Murphy, charged in the Jan. 21 police car arson and the vandalism of downtown buildings, is a 37-year-old suburban Detroiter with a CPA’s license. Social media suggests 35-year-old Sarah Wasilewski — a “brand ambassador” and former government case worker — came to Atlanta from Pittsburgh, Pennsylvania, along with her boyfriend, Spencer Liberto.
Wasilewski and Liberto were both arrested Jan. 18. They were reportedly in the woods with Teran when police opened fire.
Wasilewski told police she had participated in “previous protests in other states for environmental causes,” according to her arrest warrant.
Credit: JOHN SPINK / AJC
Credit: JOHN SPINK / AJC
The left-wing movement to “stop cop city” has indeed gone national, and in more ways than one.
Vigils, rallies and “banner drops” have been held in cities across the country in the week since Teran’s death. In Boston, the daughter of U.S. Rep. Katherine Clark was among those charged after allegedly spray-painting “no cop city” and other anti-police sentiments on a local bandstand.
The most extreme actions alleged by police have predominantly been perpetrated by non-Atlantans. The activists in the forest have also, at times, made residents of surrounding neighborhoods wary.
Supporters and others, though, say describing protesters as purely outside agitators ignores many locals’ long-standing opposition to the training center project. The Atlanta City Council approved leasing the property in question to the Atlanta Police Foundation in September of 2021 — after hearing 17 hours of mostly negative public comment on the issue.
A few hundred people showed up to a vigil in Little Five Points following Teran’s death.
Graham Evatt, a 20-year-old from Decatur, was among those arrested during the Jan. 21 protests. A spokeswoman confirmed he attended local schools. Police found that Ferguson — seen grinning in his mugshot — had a Nevada driver’s license, though jail logs list an address in Sandy Springs.
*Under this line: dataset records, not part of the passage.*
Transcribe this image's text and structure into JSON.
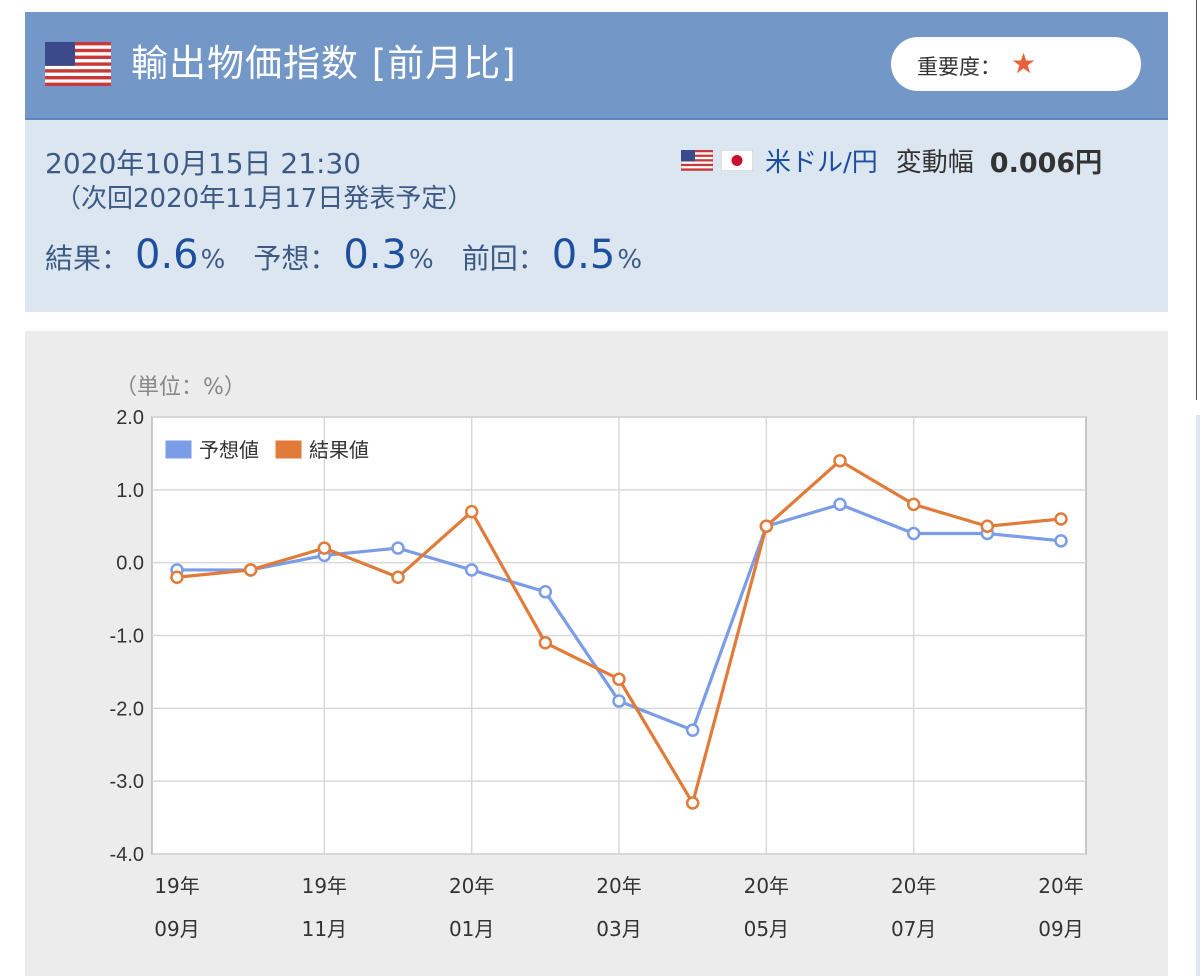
{
  "header": {
    "title": "輸出物価指数 [前月比]",
    "importance_label": "重要度：",
    "importance_star": "★"
  },
  "info": {
    "datetime": "2020年10月15日 21:30",
    "next_release": "（次回2020年11月17日発表予定）",
    "result_label": "結果：",
    "result_value": "0.6",
    "forecast_label": "予想：",
    "forecast_value": "0.3",
    "previous_label": "前回：",
    "previous_value": "0.5",
    "unit": "%",
    "pair_name": "米ドル/円",
    "range_label": "変動幅",
    "range_value": "0.006円"
  },
  "colors": {
    "header_bg": "#7398c7",
    "info_bg": "#dbe6f1",
    "forecast_line": "#7b9de8",
    "result_line": "#e07b39"
  },
  "chart_data": {
    "type": "line",
    "unit_label": "（単位：%）",
    "ylim": [
      -4.0,
      2.0
    ],
    "yticks": [
      "2.0",
      "1.0",
      "0.0",
      "-1.0",
      "-2.0",
      "-3.0",
      "-4.0"
    ],
    "ytick_values": [
      2,
      1,
      0,
      -1,
      -2,
      -3,
      -4
    ],
    "categories": [
      "19/09",
      "19/10",
      "19/11",
      "19/12",
      "20/01",
      "20/02",
      "20/03",
      "20/04",
      "20/05",
      "20/06",
      "20/07",
      "20/08",
      "20/09"
    ],
    "xtick_labels": [
      {
        "index": 0,
        "year": "19年",
        "month": "09月"
      },
      {
        "index": 2,
        "year": "19年",
        "month": "11月"
      },
      {
        "index": 4,
        "year": "20年",
        "month": "01月"
      },
      {
        "index": 6,
        "year": "20年",
        "month": "03月"
      },
      {
        "index": 8,
        "year": "20年",
        "month": "05月"
      },
      {
        "index": 10,
        "year": "20年",
        "month": "07月"
      },
      {
        "index": 12,
        "year": "20年",
        "month": "09月"
      }
    ],
    "series": [
      {
        "name": "予想値",
        "color": "#7b9de8",
        "values": [
          -0.1,
          -0.1,
          0.1,
          0.2,
          -0.1,
          -0.4,
          -1.9,
          -2.3,
          0.5,
          0.8,
          0.4,
          0.4,
          0.3
        ]
      },
      {
        "name": "結果値",
        "color": "#e07b39",
        "values": [
          -0.2,
          -0.1,
          0.2,
          -0.2,
          0.7,
          -1.1,
          -1.6,
          -3.3,
          0.5,
          1.4,
          0.8,
          0.5,
          0.6
        ]
      }
    ],
    "grid": true,
    "legend_position": "top-left"
  }
}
In statement issued Monday, Gina Webber, the interim director of the Sierra Club’s Georgia chapter, called on Dickens to cancel the lease allowing the Atlanta Police Foundation to build the controversial facility.
“Thousands of Atlantans and many local organizations, including the Sierra Club Georgia Chapter, came together over the last two years to voice their opposition to this project to Atlanta’s Mayor and City Council. They submitted public comments, sent emails to their representatives, organized marches and rallies, canvassed neighborhoods, and more,” Webber wrote.
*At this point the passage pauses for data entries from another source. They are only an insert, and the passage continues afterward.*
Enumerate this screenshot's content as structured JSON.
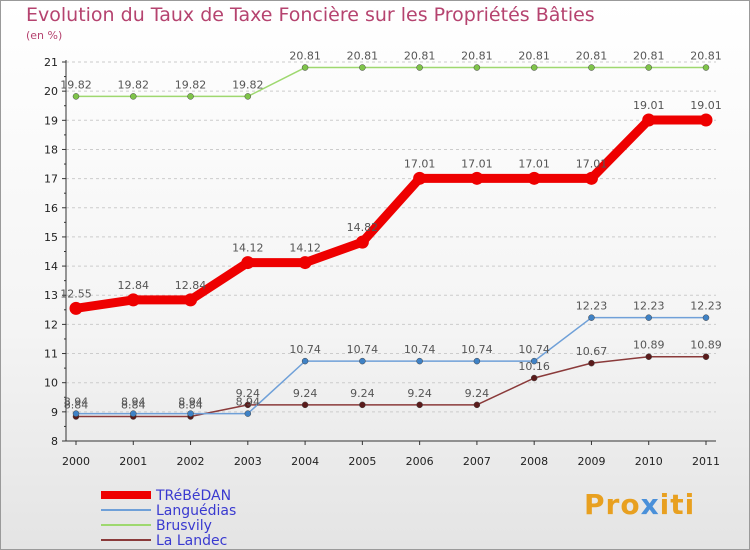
{
  "header": {
    "title": "Evolution du Taux de Taxe Foncière sur les Propriétés Bâties",
    "unit": "(en %)"
  },
  "logo": {
    "text": "Proxiti"
  },
  "colors": {
    "axis": "#333333",
    "grid": "#cccccc",
    "tick_label": "#222222",
    "data_label": "#555555"
  },
  "chart_data": {
    "type": "line",
    "title": "Evolution du Taux de Taxe Foncière sur les Propriétés Bâties",
    "ylabel": "(en %)",
    "xlabel": "",
    "x": [
      "2000",
      "2001",
      "2002",
      "2003",
      "2004",
      "2005",
      "2006",
      "2007",
      "2008",
      "2009",
      "2010",
      "2011"
    ],
    "ylim": [
      8,
      21
    ],
    "yticks": [
      8,
      9,
      10,
      11,
      12,
      13,
      14,
      15,
      16,
      17,
      18,
      19,
      20,
      21
    ],
    "grid": "horizontal dashed",
    "legend_position": "bottom-left",
    "series": [
      {
        "name": "TRéBéDAN",
        "color": "#ee0000",
        "emphasis": "thick",
        "values": [
          12.55,
          12.84,
          12.84,
          14.12,
          14.12,
          14.82,
          17.01,
          17.01,
          17.01,
          17.01,
          19.01,
          19.01
        ],
        "labels": [
          "12.55",
          "12.84",
          "12.84",
          "14.12",
          "14.12",
          "14.82",
          "17.01",
          "17.01",
          "17.01",
          "17.01",
          "19.01",
          "19.01"
        ]
      },
      {
        "name": "Languédias",
        "color": "#6fa0d8",
        "marker_color": "#3f82c6",
        "values": [
          8.94,
          8.94,
          8.94,
          8.94,
          10.74,
          10.74,
          10.74,
          10.74,
          10.74,
          12.23,
          12.23,
          12.23
        ],
        "labels": [
          "8.94",
          "8.94",
          "8.94",
          "8.94",
          "10.74",
          "10.74",
          "10.74",
          "10.74",
          "10.74",
          "12.23",
          "12.23",
          "12.23"
        ]
      },
      {
        "name": "Brusvily",
        "color": "#9ed86f",
        "marker_color": "#7fc44a",
        "values": [
          19.82,
          19.82,
          19.82,
          19.82,
          20.81,
          20.81,
          20.81,
          20.81,
          20.81,
          20.81,
          20.81,
          20.81
        ],
        "labels": [
          "19.82",
          "19.82",
          "19.82",
          "19.82",
          "20.81",
          "20.81",
          "20.81",
          "20.81",
          "20.81",
          "20.81",
          "20.81",
          "20.81"
        ]
      },
      {
        "name": "La Landec",
        "color": "#8a3a3a",
        "marker_color": "#5a1a1a",
        "values": [
          8.84,
          8.84,
          8.84,
          9.24,
          9.24,
          9.24,
          9.24,
          9.24,
          10.16,
          10.67,
          10.89,
          10.89
        ],
        "labels": [
          "8.84",
          "8.84",
          "8.84",
          "9.24",
          "9.24",
          "9.24",
          "9.24",
          "9.24",
          "10.16",
          "10.67",
          "10.89",
          "10.89"
        ]
      }
    ]
  }
}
“Despite these efforts, the Mayor and City Council have continued to push this project forward, ignoring the will of community members and choosing to engage in violence by sending police to harass and arrest those protecting the forest.”
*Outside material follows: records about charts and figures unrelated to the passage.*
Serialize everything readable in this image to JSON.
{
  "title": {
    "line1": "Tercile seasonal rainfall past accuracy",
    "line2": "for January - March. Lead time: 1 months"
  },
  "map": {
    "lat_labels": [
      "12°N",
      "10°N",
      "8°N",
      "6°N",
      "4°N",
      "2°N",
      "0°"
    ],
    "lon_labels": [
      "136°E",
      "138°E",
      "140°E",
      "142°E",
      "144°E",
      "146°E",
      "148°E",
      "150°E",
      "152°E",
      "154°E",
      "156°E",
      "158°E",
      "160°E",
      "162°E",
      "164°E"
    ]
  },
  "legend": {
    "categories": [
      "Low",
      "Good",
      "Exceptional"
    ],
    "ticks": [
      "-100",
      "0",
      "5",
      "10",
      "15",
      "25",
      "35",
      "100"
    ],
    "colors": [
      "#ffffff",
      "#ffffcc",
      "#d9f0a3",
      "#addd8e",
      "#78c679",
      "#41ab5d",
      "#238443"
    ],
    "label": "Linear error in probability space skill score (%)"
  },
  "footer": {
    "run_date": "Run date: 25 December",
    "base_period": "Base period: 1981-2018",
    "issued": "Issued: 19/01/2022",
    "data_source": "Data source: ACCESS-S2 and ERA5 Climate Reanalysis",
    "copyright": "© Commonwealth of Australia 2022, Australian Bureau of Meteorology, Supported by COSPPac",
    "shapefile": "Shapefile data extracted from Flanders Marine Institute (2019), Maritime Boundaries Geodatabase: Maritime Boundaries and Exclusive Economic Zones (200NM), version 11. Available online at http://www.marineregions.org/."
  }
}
In an appearance this week on Georgia Public Broadcasting’s “Political Rewind,” DeKalb County CEO Michael Thurmond said it was important to “create some dichotomy between those who seek violence and those who legitimately have raised concerns about protecting and mitigating the impact on this unique natural resource, which is the South River Forest.”
The DeKalb government has no direct say in the training center project but, because the land in question is in the county, must issue the necessary permits for construction. Initial land disturbance permits were requested nearly 11 months ago but not have yet been approved.
Credit: Steve Schaefer
Credit: Steve Schaefer
Construction hasn’t even started and the situation has been newly enflamed. It’s unclear where, exactly, officials, law enforcement and activists go from here.
Henri Feola’s mother said she knew her son was planning to attend the downtown protest after Teran was killed. But she said Henri, who remains in the Fulton County jail without bond, wasn’t a threat to anyone — and certainly not a terrorist.
“I understand why people did that. Damaging property is a way to get attention to an ill in society,” Laura Feola said. “But I have no reason to believe that was my son.”
“He’s not an impulsive actor,” she said. “He is very thoughtful.”